What Kin suggested during their session is that perhaps the WHMCS layer needs to function more as an educational/social experience that explains how domains and web hosting works, helps people understand how to think like the web in a contextual manner, and links a community together. I love this idea, and it’s funny that an article Kin linked to on Twitter just over an hour ago in Wired about the Indie Box project gets at some of this in there reference to an open source application marketplace on these personal servers. But two of the issues I see with that project are a) you have to pay $500 for your own server, and b) you have to manage your own server.

Don’t get me wrong, the vision behind this project is awesome, and I’m a big fan. I’m just wondering  if the hosted part of our identities on the web doesn’t still make some sense. You can still move your life bits to open source applications on a solid web host, and you can still have a marketplace for open source applications, Installatron is a pretty solid example of this. Kin has talked about building a marketplace of APIs that pull your contributions from various third-party, NSA-friendly platforms into your own server—but do you want to opt out all together? Maybe, but managing a server under your desk was never much fun, and I can’t imagine it will be that much better now.
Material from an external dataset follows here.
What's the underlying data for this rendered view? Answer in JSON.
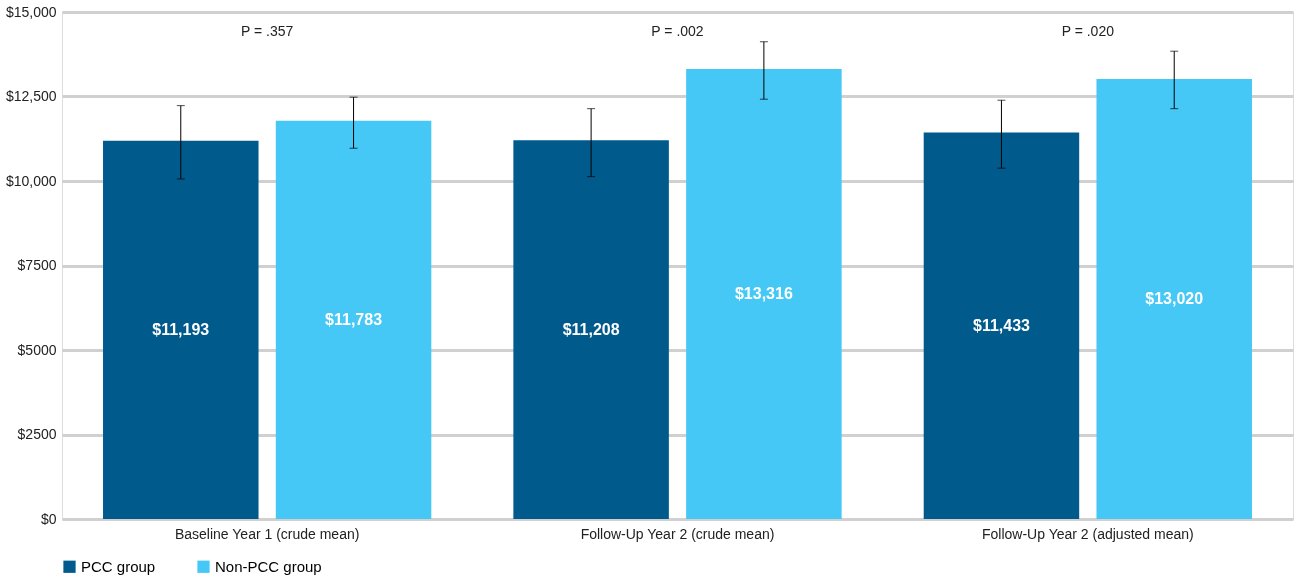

So, thinking about this the idea Jon Udell was exploring in 2007 about hosted lifebits might be a conversation we’re ready to have more broadly currently given that the NSA is scanning our emails and Google and Facebook are hoarding our data. I think many of us would be willing to pay for hosted services that enable us to store and share our various digital lifebits,  providing access and privacy as needed. In many ways Kin’s idea of the re-imagined layer for domain and hosting management might consider what this might look like as a way at this issue. What if people created API tools you could pay a nominal fee for to ensure you could regularly archive your tweets, Flickr images, Facebook updates, etc? What if you could go beyond that an ensure some consistency of your online environments in terms of links, media, etc? Engineering an open web can only happen when each of us starts reclaiming some of the fundamental pieces of our personal digital archives, which does not necessarily mean taking on the role of full blown server admin. Collaborative labor collectives can be useful in some scenarios :)

This is one of the things I really want to start thinking about in relationship to Reclaim Your Domain. How can I start reclaiming my various online spaces that I’ve been living in for the last decade or more to go through the process of consolidating and ensuring a future for these conversations within and beyond the moment.